Especialistas mostram como a diversidade química das espécies amazônicas pode impulsionar inovação, sustentabilidade e geração de conhecimento.
Encontro reforça a importância da ciência para transformar a riqueza da biodiversidade amazônica em oportunidades para o futuro da região.

Os Seminários da Amazônia colocam em destaque o potencial químico da biodiversidade presente nos sistemas agroflorestais, reunindo especialistas para discutir como a ciência pode ampliar o uso sustentável dos recursos naturais da floresta. O debate aborda pesquisas, inovação e conservação, evidenciando o valor estratégico das espécies amazônicas para o desenvolvimento de novos produtos e tecnologias. O evento também reforça a importância da integração entre conhecimento científico e preservação ambiental como caminho para fortalecer a bioeconomia e promover o desenvolvimento sustentável da Amazônia.

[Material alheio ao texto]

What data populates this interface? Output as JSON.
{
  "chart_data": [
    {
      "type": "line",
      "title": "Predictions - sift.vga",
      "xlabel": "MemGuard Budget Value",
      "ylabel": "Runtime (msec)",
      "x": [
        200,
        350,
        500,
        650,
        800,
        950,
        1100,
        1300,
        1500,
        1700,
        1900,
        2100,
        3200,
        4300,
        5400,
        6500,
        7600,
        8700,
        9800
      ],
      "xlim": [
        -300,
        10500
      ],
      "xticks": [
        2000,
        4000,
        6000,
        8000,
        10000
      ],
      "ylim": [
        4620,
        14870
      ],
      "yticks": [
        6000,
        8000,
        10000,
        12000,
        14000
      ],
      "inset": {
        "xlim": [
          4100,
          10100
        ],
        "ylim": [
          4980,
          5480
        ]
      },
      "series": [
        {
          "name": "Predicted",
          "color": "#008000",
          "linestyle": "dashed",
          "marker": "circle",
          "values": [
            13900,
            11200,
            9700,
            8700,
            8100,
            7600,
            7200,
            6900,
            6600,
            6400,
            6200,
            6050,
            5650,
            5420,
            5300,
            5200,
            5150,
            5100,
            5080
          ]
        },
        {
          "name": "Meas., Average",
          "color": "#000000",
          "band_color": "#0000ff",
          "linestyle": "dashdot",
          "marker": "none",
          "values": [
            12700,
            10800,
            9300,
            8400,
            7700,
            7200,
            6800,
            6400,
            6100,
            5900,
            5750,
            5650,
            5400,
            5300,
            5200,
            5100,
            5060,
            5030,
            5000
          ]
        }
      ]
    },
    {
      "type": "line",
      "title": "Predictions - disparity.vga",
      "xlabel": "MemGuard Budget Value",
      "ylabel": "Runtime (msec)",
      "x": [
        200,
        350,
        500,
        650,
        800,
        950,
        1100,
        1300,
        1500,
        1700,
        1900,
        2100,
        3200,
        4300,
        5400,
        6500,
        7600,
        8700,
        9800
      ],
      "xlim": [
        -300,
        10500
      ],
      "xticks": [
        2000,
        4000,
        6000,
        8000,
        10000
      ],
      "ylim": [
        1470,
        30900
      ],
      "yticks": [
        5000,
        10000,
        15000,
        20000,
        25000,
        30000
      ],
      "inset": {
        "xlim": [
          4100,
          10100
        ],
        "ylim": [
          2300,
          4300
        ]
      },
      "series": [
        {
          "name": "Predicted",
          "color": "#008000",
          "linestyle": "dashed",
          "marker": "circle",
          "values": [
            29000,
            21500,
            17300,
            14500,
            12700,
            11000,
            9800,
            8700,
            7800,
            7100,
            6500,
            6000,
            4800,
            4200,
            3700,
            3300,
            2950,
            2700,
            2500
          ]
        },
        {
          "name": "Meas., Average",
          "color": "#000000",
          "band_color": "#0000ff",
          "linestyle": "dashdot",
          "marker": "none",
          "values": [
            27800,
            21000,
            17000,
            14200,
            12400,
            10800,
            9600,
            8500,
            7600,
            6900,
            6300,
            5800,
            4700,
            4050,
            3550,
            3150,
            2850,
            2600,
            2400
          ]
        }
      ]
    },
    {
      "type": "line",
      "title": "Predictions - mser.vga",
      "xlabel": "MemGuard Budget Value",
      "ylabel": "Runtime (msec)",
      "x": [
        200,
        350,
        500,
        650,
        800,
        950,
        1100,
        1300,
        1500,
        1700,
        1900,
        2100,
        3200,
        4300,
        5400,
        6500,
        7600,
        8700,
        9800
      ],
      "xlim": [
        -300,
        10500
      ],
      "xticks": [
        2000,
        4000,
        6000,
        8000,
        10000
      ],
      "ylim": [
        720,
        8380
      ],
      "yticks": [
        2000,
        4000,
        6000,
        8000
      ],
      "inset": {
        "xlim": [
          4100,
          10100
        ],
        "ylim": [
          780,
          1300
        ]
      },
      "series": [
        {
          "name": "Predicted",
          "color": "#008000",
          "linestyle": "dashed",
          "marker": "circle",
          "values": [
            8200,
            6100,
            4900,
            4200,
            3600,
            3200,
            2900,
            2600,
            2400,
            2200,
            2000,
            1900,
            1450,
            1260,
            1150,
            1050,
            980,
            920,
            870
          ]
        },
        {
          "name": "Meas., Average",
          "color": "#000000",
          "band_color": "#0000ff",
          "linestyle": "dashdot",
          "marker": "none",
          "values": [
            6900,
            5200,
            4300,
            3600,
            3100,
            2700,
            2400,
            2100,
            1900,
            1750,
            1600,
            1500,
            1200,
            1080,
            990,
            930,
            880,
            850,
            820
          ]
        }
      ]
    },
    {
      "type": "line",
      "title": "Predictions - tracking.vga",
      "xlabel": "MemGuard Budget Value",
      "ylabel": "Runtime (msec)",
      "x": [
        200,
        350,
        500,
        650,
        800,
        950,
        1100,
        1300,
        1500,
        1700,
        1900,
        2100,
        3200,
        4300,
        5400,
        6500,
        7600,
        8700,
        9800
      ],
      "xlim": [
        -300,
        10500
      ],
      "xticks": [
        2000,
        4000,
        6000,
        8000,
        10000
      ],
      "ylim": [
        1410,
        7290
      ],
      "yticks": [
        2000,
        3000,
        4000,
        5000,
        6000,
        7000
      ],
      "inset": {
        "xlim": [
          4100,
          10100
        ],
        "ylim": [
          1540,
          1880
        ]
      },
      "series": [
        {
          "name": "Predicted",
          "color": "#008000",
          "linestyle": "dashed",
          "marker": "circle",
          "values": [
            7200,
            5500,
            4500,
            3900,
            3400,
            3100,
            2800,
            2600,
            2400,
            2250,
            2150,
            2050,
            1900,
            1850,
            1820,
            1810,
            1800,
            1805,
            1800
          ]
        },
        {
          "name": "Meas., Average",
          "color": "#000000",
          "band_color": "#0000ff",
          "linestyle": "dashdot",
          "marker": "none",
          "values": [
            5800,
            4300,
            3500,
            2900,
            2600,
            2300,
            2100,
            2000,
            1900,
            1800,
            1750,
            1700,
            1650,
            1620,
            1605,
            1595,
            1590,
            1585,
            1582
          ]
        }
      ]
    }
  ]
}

A biodiversidade vegetal amazônica se destaca como uma fonte promissora de compostos com alto potencial biológico e químico. Nas últimas décadas, os sistemas agroflorestais têm sido adotados como estratégia para conciliar produção agrícola e preservação ambiental na região. Para aprofundar esse conhecimento, pesquisadores têm aplicado estratégias metabolômicas com o objetivo de mapear e compreender o universo químico presente nessas espécies cultivadas.

O tema será abordado na palestra do pesquisador de Produtos Naturais do Instituto de Pesquisas da Amazônia (Inpa/MCTI), Pedro Henrique Jatai Batista, que vai apresentar como a química de produtos naturais contribui para a análise desses sistemas, a partir do estudo sobre as “Abordagens metabolômicas no mapeamento dos perfis químicos de sistemas agroflorestais amazônicos”, durante o Seminários da Amazônia 2026, no Centro de Convivência da Editora Inpa, no dia 23 de julho, às 16h.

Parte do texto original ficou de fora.